From: Chuck Ryan (chryan) (chryan@cisco.com)
Date: Fri May 16 2008 - 09:21:43 ART
Here are my configurations, nothing fancy, all pretty basic.
****** R1 *******
interface serial1/0
ip address 10.0.0.1 255.0.0.0
encapsulation frame-relay
no fair-queue
serial restart-delay 0
no arp frame-relay
frame-relay map ip 10.0.0.3 103
frame-relay map ip 10.0.0.2 102
no frame-relay inverse-arp
router ospf 1
network 0.0.0.0 255.255.255.255 area 0
****** R2 *******
interface serial1/0
ip address 10.0.0.2 255.0.0.0
encapsulation frame-relay
no fair-queue
serial restart-delay 0
no arp frame-relay
frame-relay map ip 10.0.0.3 201
frame-relay map ip 10.0.0.1 201
no frame-relay inverse-arp
router ospf 1
network 0.0.0.0 255.255.255.255 area 0
****** R3 *******
interface serial1/0
ip address 10.0.0.3 255.0.0.0
encapsulation frame-relay
no fair-queue
serial restart-delay 0
no arp frame-relay
frame-relay map ip 10.0.0.1 301
frame-relay map ip 10.0.0.2 301
no frame-relay inverse-arp
router ospf 1
network 0.0.0.0 255.255.255.255 area 0
Thanks,
Chuck
________________________________
From: Michel Grossenbacher [mailto:pashtuk@gmail.com]

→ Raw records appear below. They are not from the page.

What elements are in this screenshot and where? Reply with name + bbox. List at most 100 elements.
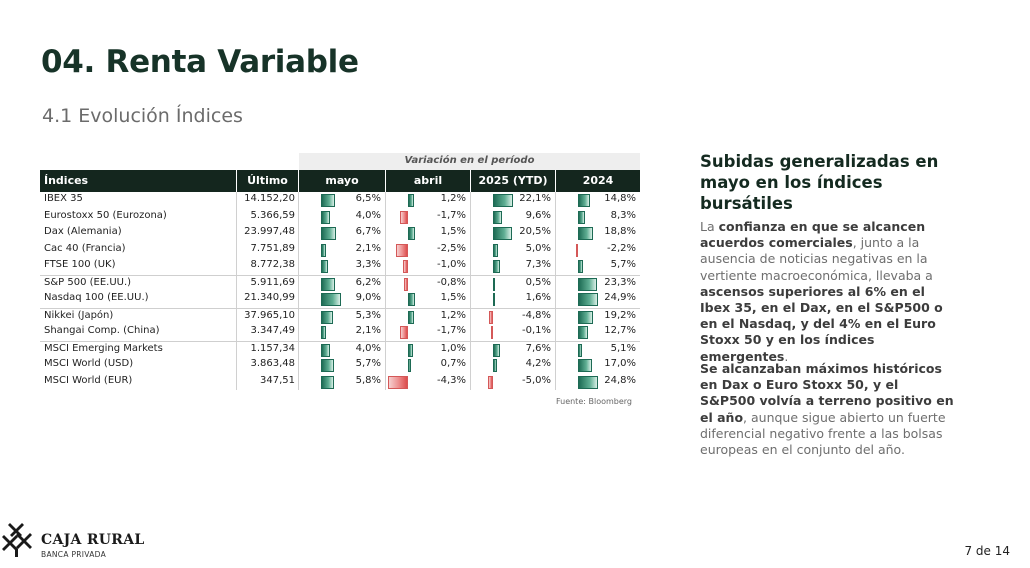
variation-pct: 4,0% — [355, 209, 381, 221]
index-name: Cac 40 (Francia) — [44, 242, 126, 254]
variation-pct: 24,8% — [604, 374, 636, 386]
positive-bar — [408, 227, 415, 240]
last-value: 7.751,89 — [250, 242, 295, 254]
index-name: MSCI World (EUR) — [44, 374, 133, 386]
variation-pct: 17,0% — [604, 358, 636, 369]
positive-bar — [578, 310, 593, 324]
variation-pct: 23,3% — [604, 276, 636, 288]
variation-pct: 1,0% — [440, 342, 466, 354]
variation-cell-ytd: 9,6% — [471, 209, 555, 226]
variation-cell-mayo: 2,1% — [299, 324, 385, 341]
positive-bar — [493, 277, 495, 291]
negative-bar — [403, 260, 408, 273]
index-name: Eurostoxx 50 (Eurozona) — [44, 209, 167, 221]
positive-bar — [578, 326, 588, 339]
side-paragraph-1: La confianza en que se alcancen acuerdos… — [700, 219, 955, 365]
variation-cell-mayo: 5,3% — [299, 309, 385, 326]
variation-pct: 2,1% — [355, 242, 381, 254]
group-header: Variación en el período — [299, 153, 640, 170]
text-segment: . — [784, 348, 789, 364]
variation-cell-y2024: 8,3% — [556, 209, 640, 226]
variation-cell-y2024: 19,2% — [556, 309, 640, 326]
variation-cell-y2024: 12,7% — [556, 324, 640, 341]
table-row: Nikkei (Japón) 37.965,10 5,3% 1,2% -4,8% 19,2… — [40, 307, 640, 326]
variation-pct: -4,8% — [521, 309, 551, 321]
variation-pct: 9,0% — [355, 292, 381, 303]
variation-cell-ytd: 4,2% — [471, 357, 555, 374]
variation-pct: 5,0% — [525, 242, 551, 254]
variation-pct: 19,2% — [604, 309, 636, 321]
variation-cell-mayo: 5,8% — [299, 374, 385, 391]
table-row: IBEX 35 14.152,20 6,5% 1,2% 22,1% 14,8% — [40, 192, 640, 209]
last-value: 23.997,48 — [244, 226, 295, 237]
negative-bar — [488, 375, 493, 389]
variation-cell-abril: -2,5% — [386, 242, 470, 259]
col-header-indices: Índices — [40, 170, 236, 192]
table-row: MSCI World (EUR) 347,51 5,8% -4,3% -5,0% 24,8… — [40, 373, 640, 391]
variation-pct: 20,5% — [519, 226, 551, 237]
section-subtitle: 4.1 Evolución Índices — [42, 105, 243, 127]
variation-pct: 5,8% — [355, 374, 381, 386]
index-name: FTSE 100 (UK) — [44, 259, 116, 270]
text-segment: confianza en que se alcancen acuerdos co… — [700, 219, 926, 251]
variation-pct: 5,7% — [355, 358, 381, 369]
index-name: Nasdaq 100 (EE.UU.) — [44, 292, 149, 303]
index-name: MSCI World (USD) — [44, 358, 134, 369]
variation-cell-abril: -1,0% — [386, 258, 470, 275]
last-value: 14.152,20 — [244, 193, 295, 204]
side-paragraph-2: Se alcanzaban máximos históricos en Dax … — [700, 361, 955, 458]
positive-bar — [493, 194, 513, 207]
variation-cell-ytd: 22,1% — [471, 192, 555, 209]
variation-pct: 5,3% — [355, 309, 381, 321]
variation-cell-y2024: 18,8% — [556, 225, 640, 242]
variation-cell-y2024: 14,8% — [556, 192, 640, 209]
text-segment: , aunque sigue abierto un fuerte diferen… — [700, 409, 946, 458]
logo-name: CAJA RURAL — [41, 532, 145, 548]
variation-pct: 12,7% — [604, 325, 636, 336]
positive-bar — [578, 375, 598, 389]
positive-bar — [578, 293, 598, 306]
text-segment: La — [700, 219, 719, 234]
positive-bar — [578, 343, 582, 357]
variation-pct: 4,2% — [525, 358, 551, 369]
last-value: 5.366,59 — [250, 209, 295, 221]
variation-cell-abril: 0,7% — [386, 357, 470, 374]
variation-pct: 6,5% — [355, 193, 381, 204]
negative-bar — [388, 375, 408, 389]
variation-cell-mayo: 6,5% — [299, 192, 385, 209]
index-name: MSCI Emerging Markets — [44, 342, 163, 354]
positive-bar — [408, 359, 411, 372]
variation-pct: 9,6% — [525, 209, 551, 221]
positive-bar — [321, 227, 336, 240]
caja-rural-logo-icon — [2, 523, 32, 557]
col-header-ytd: 2025 (YTD) — [471, 170, 555, 192]
positive-bar — [578, 359, 592, 372]
positive-bar — [493, 293, 495, 306]
variation-pct: 7,6% — [525, 342, 551, 354]
index-name: Nikkei (Japón) — [44, 309, 114, 321]
variation-pct: -1,7% — [436, 209, 466, 221]
positive-bar — [408, 194, 414, 207]
variation-cell-mayo: 6,7% — [299, 225, 385, 242]
index-name: Shangai Comp. (China) — [44, 325, 160, 336]
variation-pct: -2,5% — [436, 242, 466, 254]
last-value: 5.911,69 — [250, 276, 295, 288]
variation-pct: 18,8% — [604, 226, 636, 237]
negative-bar — [491, 326, 493, 339]
variation-cell-abril: 1,2% — [386, 309, 470, 326]
positive-bar — [578, 277, 597, 291]
variation-cell-ytd: 5,0% — [471, 242, 555, 259]
positive-bar — [321, 326, 326, 339]
variation-pct: -0,8% — [436, 276, 466, 288]
col-header-mayo: mayo — [299, 170, 385, 192]
variation-pct: 0,7% — [440, 358, 466, 369]
variation-cell-abril: 1,5% — [386, 291, 470, 308]
positive-bar — [321, 343, 330, 357]
col-header-abril: abril — [386, 170, 470, 192]
variation-pct: 22,1% — [519, 193, 551, 204]
variation-cell-abril: -1,7% — [386, 324, 470, 341]
positive-bar — [321, 260, 328, 273]
positive-bar — [321, 359, 334, 372]
table-row: Cac 40 (Francia) 7.751,89 2,1% -2,5% 5,0% -2,… — [40, 241, 640, 259]
positive-bar — [578, 227, 593, 240]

Sent: Friday, May 16, 2008 6:41 AM
To: Chuck Ryan (chryan)
Cc: Hong Chan; Cisco certification
Subject: Re: ospf network type non-broadcast
Hi Chuck
Can you provide your FR and OSPF configs for all three Routers?
best regards
Michel
On 16/05/2008, Chuck Ryan (chryan) <chryan@cisco.com> wrote:
Hi Hong,
I dont have any problem establishing adjacencies with or without
the
neighbor statements configured under the ospf routing process.
That is
what I don't understand. I thought with a network type of
non-broadcast,
you have to manually define your neighbors on your DR in order
to
establish adjacencies. As it turns out for me, that's not the
case. I
can establish ospf adjacencies with the neighbor statements AND
without
the neighbor statements.
I'm trying to find out why this works with no neighbor
statements
configured, and no broadcast statement at the end of my
frame-relay map
statements.
Thanks,
Chuck
________________________________
From: Hong Chan [mailto:howard.chan34@gmail.com]
Sent: Friday, May 16, 2008 12:50 AM
To: Chuck Ryan (chryan)
Subject: Re: ospf network type non-broadcast
Where is your DR? Is that on the r1?
Try to add "ip ospf priority 0" on r2 & r3, add neighbor
statement on
r1. If still not able to form neighborship, try debug to see
how's the
hello packet talking.
2008/5/16 Chuck Ryan (chryan) <chryan@cisco.com>:
Hi GS,
I have a question about the ospf network type,
non-broadcast. In
a
simple 3 router pod, with r1 being the hub and r2 and r3
being
the
spokes, I've been reading how you need to configure a
neighbor
statement
under r1 in order to establish ospf adjacencies with r2
and r3.
When I lab it up and try it, it does work. What I have
also
found out,
is that no neighbor statement is necessary in order to
get ospf
adjacencies up between r1 and r2, and r1 and r3. Frankly,
I
don't see
the difference whether I manually define neighbors or
not, the
results
appear to be the same.
Can someone explain this behavior? I thought that if you
do not
specify
the neighbor statement, then the adjacencies will not
come up,
but that
doesn't appear to be the case. Also, I am not using the
"broadcast"
keyword on my frame-relay map statements.